Грегоровиус вздохнул. Стоило ей спросить что-нибудь, все вздыхали. И Орасио – тоже, но особенно – Этьен, он не просто вздыхал, но сопел, фыркал и обзывал глупой. «Какая я невежественная – до фиолетового», –
(—141)
26
– По сути, – сказал Грегоровиус, – Париж – это огромная метафора.

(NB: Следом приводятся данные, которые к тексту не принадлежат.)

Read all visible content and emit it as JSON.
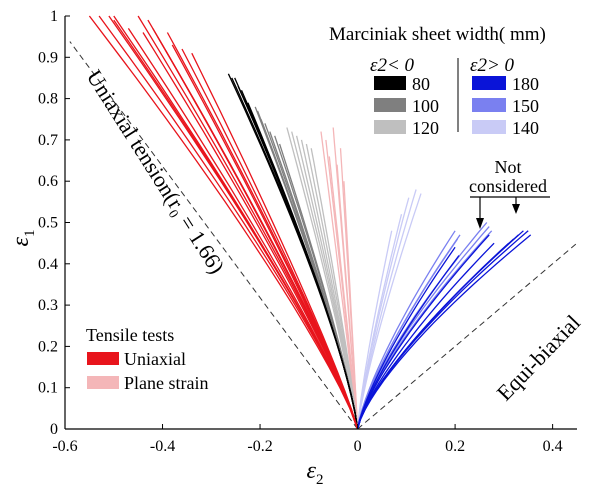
{
  "chart_data": {
    "type": "line",
    "title": "",
    "xlabel": "ε2",
    "ylabel": "ε1",
    "xlim": [
      -0.6,
      0.45
    ],
    "ylim": [
      0,
      1
    ],
    "xticks": [
      "-0.6",
      "-0.4",
      "-0.2",
      "0",
      "0.2",
      "0.4"
    ],
    "yticks": [
      "0",
      "0.1",
      "0.2",
      "0.3",
      "0.4",
      "0.5",
      "0.6",
      "0.7",
      "0.8",
      "0.9",
      "1"
    ],
    "grid": false,
    "reference_lines": [
      {
        "label": "Uniaxial tension(r₀ = 1.66)",
        "slope": -1.59
      },
      {
        "label": "Equi-biaxial",
        "slope": 1.0
      }
    ],
    "annotation": "Not considered",
    "legend_sheet": {
      "title": "Marciniak sheet width( mm)",
      "neg_header": "ε2< 0",
      "pos_header": "ε2> 0",
      "neg_entries": [
        {
          "label": "80",
          "color": "#000000"
        },
        {
          "label": "100",
          "color": "#7f7f7f"
        },
        {
          "label": "120",
          "color": "#bfbfbf"
        }
      ],
      "pos_entries": [
        {
          "label": "180",
          "color": "#0a14d8"
        },
        {
          "label": "150",
          "color": "#7a80f0"
        },
        {
          "label": "140",
          "color": "#c9cbf6"
        }
      ]
    },
    "legend_tensile": {
      "title": "Tensile tests",
      "entries": [
        {
          "label": "Uniaxial",
          "color": "#e8141c"
        },
        {
          "label": "Plane strain",
          "color": "#f4b6b8"
        }
      ]
    },
    "series": [
      {
        "name": "Uniaxial",
        "color": "#e8141c",
        "curves": [
          {
            "end": [
              -0.55,
              1.0
            ],
            "bend": 1.18
          },
          {
            "end": [
              -0.53,
              1.0
            ],
            "bend": 1.18
          },
          {
            "end": [
              -0.51,
              1.0
            ],
            "bend": 1.17
          },
          {
            "end": [
              -0.5,
              0.99
            ],
            "bend": 1.17
          },
          {
            "end": [
              -0.5,
              1.0
            ],
            "bend": 1.16
          },
          {
            "end": [
              -0.47,
              0.97
            ],
            "bend": 1.16
          },
          {
            "end": [
              -0.45,
              1.0
            ],
            "bend": 1.15
          },
          {
            "end": [
              -0.44,
              0.96
            ],
            "bend": 1.15
          },
          {
            "end": [
              -0.43,
              0.99
            ],
            "bend": 1.15
          },
          {
            "end": [
              -0.42,
              0.97
            ],
            "bend": 1.14
          },
          {
            "end": [
              -0.41,
              0.95
            ],
            "bend": 1.14
          },
          {
            "end": [
              -0.39,
              0.96
            ],
            "bend": 1.14
          },
          {
            "end": [
              -0.38,
              0.93
            ],
            "bend": 1.13
          },
          {
            "end": [
              -0.36,
              0.92
            ],
            "bend": 1.13
          },
          {
            "end": [
              -0.34,
              0.91
            ],
            "bend": 1.12
          }
        ]
      },
      {
        "name": "Plane strain",
        "color": "#f4b6b8",
        "curves": [
          {
            "end": [
              -0.075,
              0.72
            ],
            "bend": 1.04
          },
          {
            "end": [
              -0.065,
              0.7
            ],
            "bend": 1.04
          },
          {
            "end": [
              -0.058,
              0.66
            ],
            "bend": 1.04
          },
          {
            "end": [
              -0.05,
              0.73
            ],
            "bend": 1.03
          },
          {
            "end": [
              -0.042,
              0.64
            ],
            "bend": 1.03
          },
          {
            "end": [
              -0.035,
              0.68
            ],
            "bend": 1.03
          },
          {
            "end": [
              -0.028,
              0.6
            ],
            "bend": 1.02
          }
        ]
      },
      {
        "name": "80",
        "color": "#000000",
        "curves": [
          {
            "end": [
              -0.265,
              0.86
            ],
            "bend": 1.28
          },
          {
            "end": [
              -0.258,
              0.85
            ],
            "bend": 1.28
          },
          {
            "end": [
              -0.252,
              0.85
            ],
            "bend": 1.27
          },
          {
            "end": [
              -0.245,
              0.83
            ],
            "bend": 1.27
          },
          {
            "end": [
              -0.238,
              0.82
            ],
            "bend": 1.26
          },
          {
            "end": [
              -0.232,
              0.8
            ],
            "bend": 1.26
          },
          {
            "end": [
              -0.225,
              0.79
            ],
            "bend": 1.25
          }
        ]
      },
      {
        "name": "100",
        "color": "#7f7f7f",
        "curves": [
          {
            "end": [
              -0.21,
              0.78
            ],
            "bend": 1.22
          },
          {
            "end": [
              -0.205,
              0.77
            ],
            "bend": 1.22
          },
          {
            "end": [
              -0.198,
              0.75
            ],
            "bend": 1.21
          },
          {
            "end": [
              -0.19,
              0.74
            ],
            "bend": 1.21
          },
          {
            "end": [
              -0.18,
              0.72
            ],
            "bend": 1.2
          },
          {
            "end": [
              -0.17,
              0.71
            ],
            "bend": 1.2
          },
          {
            "end": [
              -0.16,
              0.69
            ],
            "bend": 1.19
          }
        ]
      },
      {
        "name": "120",
        "color": "#bfbfbf",
        "curves": [
          {
            "end": [
              -0.145,
              0.73
            ],
            "bend": 1.16
          },
          {
            "end": [
              -0.135,
              0.72
            ],
            "bend": 1.16
          },
          {
            "end": [
              -0.125,
              0.71
            ],
            "bend": 1.15
          },
          {
            "end": [
              -0.115,
              0.7
            ],
            "bend": 1.14
          },
          {
            "end": [
              -0.105,
              0.69
            ],
            "bend": 1.14
          },
          {
            "end": [
              -0.095,
              0.68
            ],
            "bend": 1.13
          }
        ]
      },
      {
        "name": "140",
        "color": "#c9cbf6",
        "curves": [
          {
            "end": [
              0.07,
              0.48
            ],
            "bend": 1.22
          },
          {
            "end": [
              0.09,
              0.52
            ],
            "bend": 1.22
          },
          {
            "end": [
              0.105,
              0.56
            ],
            "bend": 1.23
          },
          {
            "end": [
              0.12,
              0.58
            ],
            "bend": 1.23
          },
          {
            "end": [
              0.13,
              0.57
            ],
            "bend": 1.24
          }
        ]
      },
      {
        "name": "150",
        "color": "#7a80f0",
        "curves": [
          {
            "end": [
              0.2,
              0.48
            ],
            "bend": 1.32
          },
          {
            "end": [
              0.205,
              0.46
            ],
            "bend": 1.32
          },
          {
            "end": [
              0.21,
              0.47
            ],
            "bend": 1.32
          },
          {
            "end": [
              0.265,
              0.5
            ],
            "bend": 1.35
          },
          {
            "end": [
              0.27,
              0.49
            ],
            "bend": 1.35
          },
          {
            "end": [
              0.275,
              0.48
            ],
            "bend": 1.35
          }
        ]
      },
      {
        "name": "180",
        "color": "#0a14d8",
        "curves": [
          {
            "end": [
              0.2,
              0.44
            ],
            "bend": 1.3
          },
          {
            "end": [
              0.208,
              0.42
            ],
            "bend": 1.3
          },
          {
            "end": [
              0.27,
              0.47
            ],
            "bend": 1.33
          },
          {
            "end": [
              0.28,
              0.45
            ],
            "bend": 1.33
          },
          {
            "end": [
              0.31,
              0.45
            ],
            "bend": 1.34
          },
          {
            "end": [
              0.32,
              0.46
            ],
            "bend": 1.34
          },
          {
            "end": [
              0.33,
              0.47
            ],
            "bend": 1.35
          },
          {
            "end": [
              0.34,
              0.48
            ],
            "bend": 1.35
          },
          {
            "end": [
              0.35,
              0.48
            ],
            "bend": 1.36
          },
          {
            "end": [
              0.355,
              0.47
            ],
            "bend": 1.36
          }
        ]
      }
    ]
  }
}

Он постучал пальцем по трубке, примял табак. Мага уже закурила вторую сигарету и снова напевала. Она так устала, что даже не разозлилась, когда не поняла фразы. А поскольку она не поспешила задать вопроса, как того ожидал Грегоровиус, то он решил объяснить сам. Мага слушала его словно издали, сигарета и темнота, окутывавшая комнату, помогали ей. Она слышала отдельные, не связанные между собой фразы, несколько раз был упомянут Орасио, разлад, царивший в душе Орасио, бесцельные блуждания по Парижу, которым предавались почти все члены Клуба, оправдания и доводы для веры в то, что все это может обрести какой-то смысл. Случалось, что фраза, сказанная Грегоровиусом, вдруг рисовалась в темноте зеленым или белым: то это был Атлан, а то – Эстев, потом какой-нибудь звук начинал крутиться, затем слипался и разрастался в Манессье, или в Вифредо Лама, или в Пьобера, или в Этьена, или в Макса Эрнста. Забавно, что Грегоровиус говорил: «…и вот все созерцают эти вавилонские пути, так сказать, а значит…» – а Мага видела, как из слов рождаются сверкающий Дейроль, Бисьер, но Грегоровиус уже говорил о бесполезности эмпирической онтологии, а это вдруг становилось Фридлендером или утонченным Вийоном, который прореживал тьму и заставлял ее дрожать, эмпирическая онтология, голубоватое, словно из дыма, и розовое, эмпирическая, светло-желтое углубление, в котором мерцали белесые искры.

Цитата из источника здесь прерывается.